A fifty-epoch cap is a budget, not a plan. It tells a run how long it is allowed to go if nothing else stops it first, and on a shared GPU box that ceiling is worth having, because it bounds the damage a forgotten job can do overnight. What the cap does not do is tell you when the run is finished. Those are different questions, and conflating them is how good box-time gets spent watching a model that already peaked drift quietly downhill on held-out data. The discipline that separates the two is early stopping, and the part of it that actually does the work is not the cap at all. It is the criterion: the rule that decides, mid-run, that there is no longer any point continuing. This note is about how we set that rule for the curve-segmentation runs behind VeerNet, the encoder-decoder EarthScan uses to lift well-log curves off scanned paper, and specifically about the two dials a criterion really is.

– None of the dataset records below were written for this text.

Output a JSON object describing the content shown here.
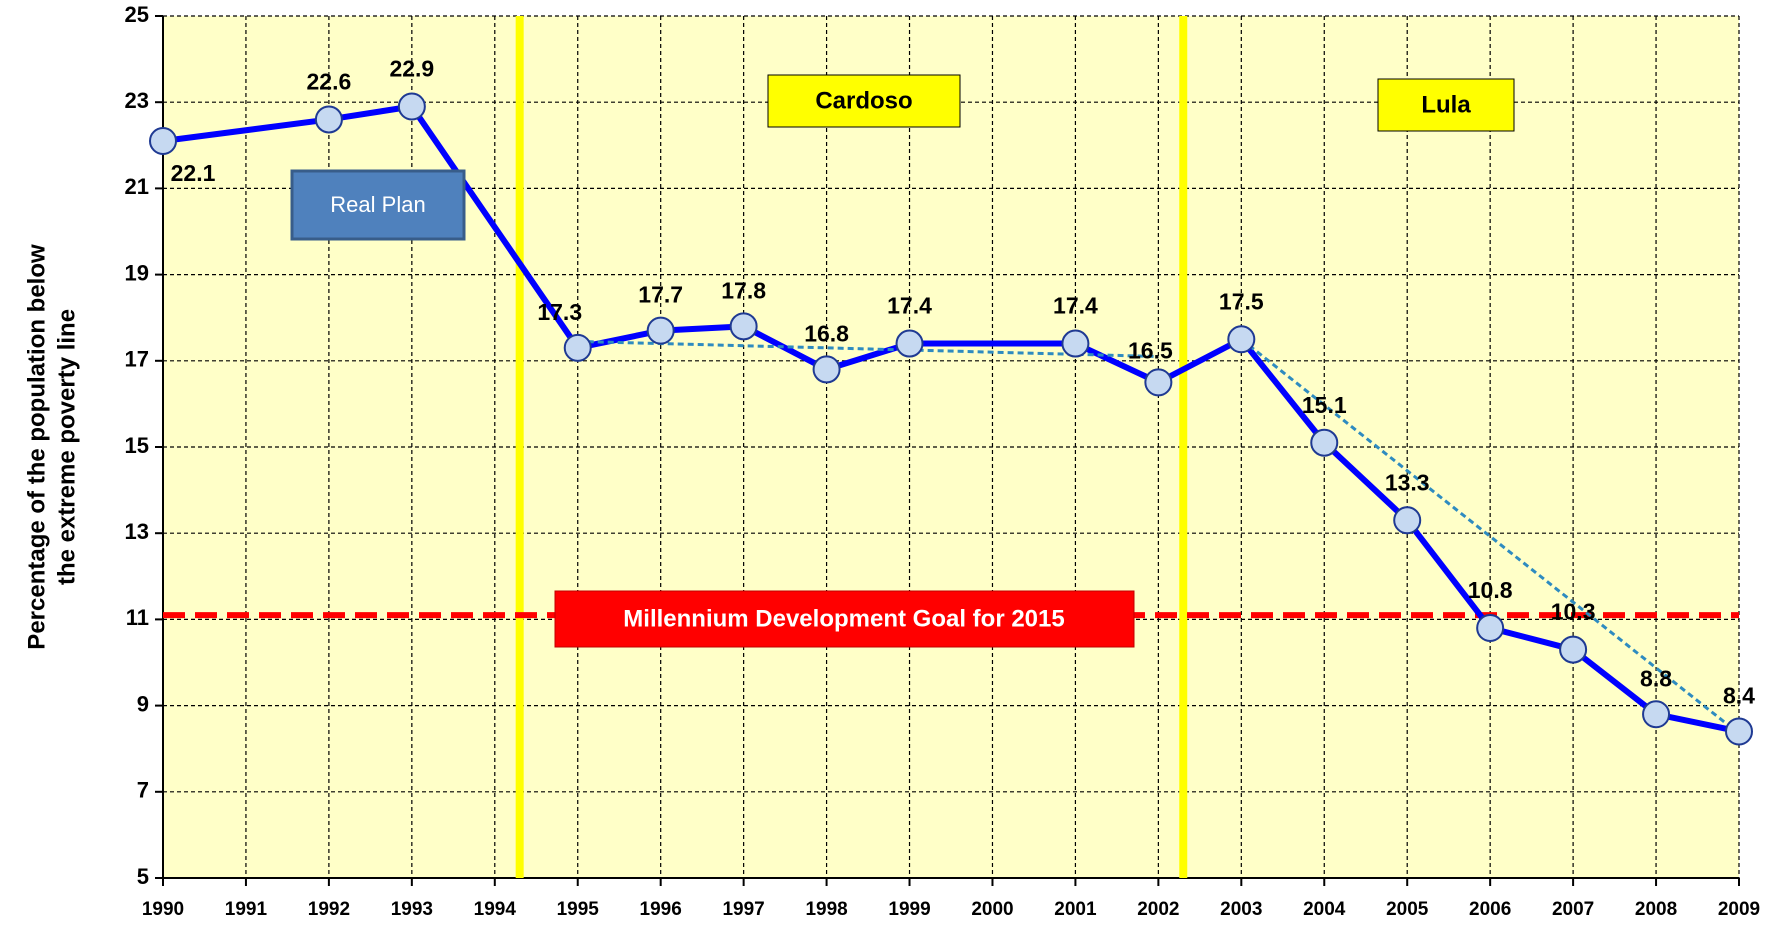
{
  "chart_data": {
    "type": "line",
    "y_label_lines": [
      "Percentage of the population below",
      "the extreme poverty line"
    ],
    "x": [
      1990,
      1992,
      1993,
      1995,
      1996,
      1997,
      1998,
      1999,
      2001,
      2002,
      2003,
      2004,
      2005,
      2006,
      2007,
      2008,
      2009
    ],
    "series": [
      {
        "color": "#0000ff",
        "values": [
          22.1,
          22.6,
          22.9,
          17.3,
          17.7,
          17.8,
          16.8,
          17.4,
          17.4,
          16.5,
          17.5,
          15.1,
          13.3,
          10.8,
          10.3,
          8.8,
          8.4
        ]
      }
    ],
    "trend": [
      {
        "x": [
          1995,
          2002
        ],
        "values": [
          17.45,
          17.1
        ]
      },
      {
        "x": [
          2003,
          2009
        ],
        "values": [
          17.5,
          8.35
        ]
      }
    ],
    "xlim": [
      1990,
      2009
    ],
    "xticks": [
      1990,
      1991,
      1992,
      1993,
      1994,
      1995,
      1996,
      1997,
      1998,
      1999,
      2000,
      2001,
      2002,
      2003,
      2004,
      2005,
      2006,
      2007,
      2008,
      2009
    ],
    "ylim": [
      5,
      25
    ],
    "yticks": [
      5,
      7,
      9,
      11,
      13,
      15,
      17,
      19,
      21,
      23,
      25
    ],
    "grid": true,
    "vlines": [
      1994.3,
      2002.3
    ],
    "goal_line": 11.1,
    "annotations": {
      "cardoso": "Cardoso",
      "lula": "Lula",
      "real_plan": "Real Plan",
      "goal": "Millennium Development Goal  for 2015"
    }
  }
}
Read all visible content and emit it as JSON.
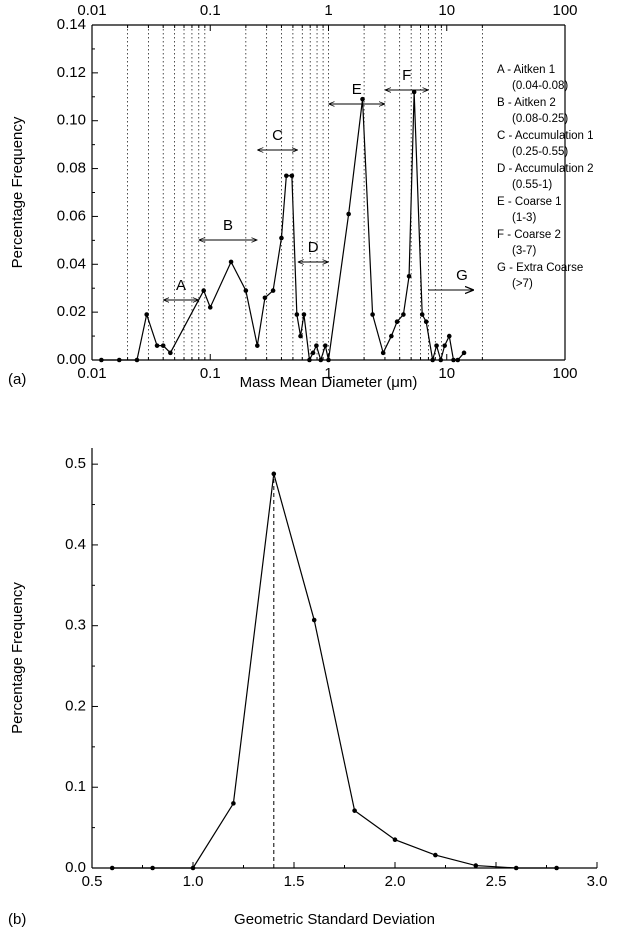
{
  "chart_data": [
    {
      "type": "line",
      "panel": "(a)",
      "x_label": "Mass Mean Diameter (μm)",
      "y_label": "Percentage Frequency",
      "log_x": true,
      "color": "#000000",
      "xlim": [
        0.01,
        100
      ],
      "xticks": [
        0.01,
        0.1,
        1,
        10,
        100
      ],
      "ylim": [
        0,
        0.14
      ],
      "yticks": [
        {
          "value": 0,
          "label": "0.00"
        },
        0.02,
        0.04,
        0.06,
        0.08,
        {
          "value": 0.1,
          "label": "0.10"
        },
        0.12,
        0.14
      ],
      "xgrid": [
        0.02,
        0.03,
        0.04,
        0.05,
        0.06,
        0.07,
        0.08,
        0.09,
        0.2,
        0.3,
        0.4,
        0.5,
        0.6,
        0.7,
        0.8,
        0.9,
        1,
        2,
        3,
        4,
        5,
        6,
        7,
        8,
        9,
        20
      ],
      "x": [
        0.012,
        0.017,
        0.024,
        0.029,
        0.0355,
        0.04,
        0.046,
        0.088,
        0.1,
        0.15,
        0.2,
        0.25,
        0.29,
        0.34,
        0.4,
        0.44,
        0.49,
        0.54,
        0.58,
        0.62,
        0.69,
        0.74,
        0.79,
        0.86,
        0.94,
        1,
        1.48,
        1.94,
        2.36,
        2.9,
        3.4,
        3.8,
        4.3,
        4.8,
        5.3,
        6.2,
        6.7,
        7.6,
        8.2,
        8.9,
        9.6,
        10.5,
        11.4,
        12.4,
        14
      ],
      "series": [
        {
          "name": "Percentage Frequency",
          "color": "#000000",
          "values": [
            0,
            0,
            0,
            0.019,
            0.006,
            0.006,
            0.003,
            0.029,
            0.022,
            0.041,
            0.029,
            0.006,
            0.026,
            0.029,
            0.051,
            0.077,
            0.077,
            0.019,
            0.01,
            0.019,
            0,
            0.003,
            0.006,
            0,
            0.006,
            0,
            0.061,
            0.109,
            0.019,
            0.003,
            0.01,
            0.016,
            0.019,
            0.035,
            0.112,
            0.019,
            0.016,
            0,
            0.006,
            0,
            0.006,
            0.01,
            0,
            0,
            0.003
          ]
        }
      ],
      "regions": [
        {
          "label": "A",
          "range": [
            0.04,
            0.08
          ]
        },
        {
          "label": "B",
          "range": [
            0.08,
            0.25
          ]
        },
        {
          "label": "C",
          "range": [
            0.25,
            0.55
          ]
        },
        {
          "label": "D",
          "range": [
            0.55,
            1
          ]
        },
        {
          "label": "E",
          "range": [
            1,
            3
          ]
        },
        {
          "label": "F",
          "range": [
            3,
            7
          ]
        },
        {
          "label": "G",
          "range": [
            7,
            17
          ]
        }
      ],
      "legend": [
        {
          "label": "A - Aitken 1",
          "range": "(0.04-0.08)"
        },
        {
          "label": "B - Aitken 2",
          "range": "(0.08-0.25)"
        },
        {
          "label": "C - Accumulation 1",
          "range": "(0.25-0.55)"
        },
        {
          "label": "D - Accumulation 2",
          "range": "(0.55-1)"
        },
        {
          "label": "E - Coarse 1",
          "range": "(1-3)"
        },
        {
          "label": "F - Coarse 2",
          "range": "(3-7)"
        },
        {
          "label": "G - Extra Coarse",
          "range": "(>7)"
        }
      ]
    },
    {
      "type": "line",
      "panel": "(b)",
      "x_label": "Geometric Standard Deviation",
      "y_label": "Percentage Frequency",
      "log_x": false,
      "color": "#000000",
      "xlim": [
        0.5,
        3
      ],
      "xticks": [
        0.5,
        {
          "value": 1,
          "label": "1.0"
        },
        1.5,
        {
          "value": 2,
          "label": "2.0"
        },
        2.5,
        {
          "value": 3,
          "label": "3.0"
        }
      ],
      "ylim": [
        0,
        0.52
      ],
      "yticks": [
        {
          "value": 0,
          "label": "0.0"
        },
        0.1,
        0.2,
        0.3,
        0.4,
        0.5
      ],
      "x": [
        0.6,
        0.8,
        1,
        1.2,
        1.4,
        1.6,
        1.8,
        2,
        2.2,
        2.4,
        2.6,
        2.8
      ],
      "series": [
        {
          "name": "Percentage Frequency",
          "color": "#000000",
          "values": [
            0,
            0,
            0,
            0.08,
            0.488,
            0.307,
            0.071,
            0.035,
            0.016,
            0.003,
            0,
            0
          ]
        }
      ],
      "peak_line": true
    }
  ]
}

We should say at the start what this is not. It is not a reprise of reading the morphology of an optimiser's loss curve, the plateau-spike-divergence vocabulary that tells you whether Adam or SGD is behaving on a given run. That reading is a live diagnostic of the training process. A stopping criterion is a different instrument bolted next to it: a small, mechanical decision procedure with two parameters that you set before the run and that fires without you. You can read loss curves beautifully and still pick a bad criterion, and you can pick a good criterion while barely glancing at the curves. The literature treats them separately and so do we, and none of the machinery below is ours to claim. The systematic account of stopping criteria is Prechelt's [1], the capacity-and-overfitting case for early stopping is Caruana, Lawrence, and Giles [2], the regularization framing is Bishop's [3], and the modern engineering description of patience and best-checkpoint restoration is the deep-learning textbook's [5]. What we add is a worked setting of those dials on two real, oddly shaped, expensive-to-rerun subsurface datasets.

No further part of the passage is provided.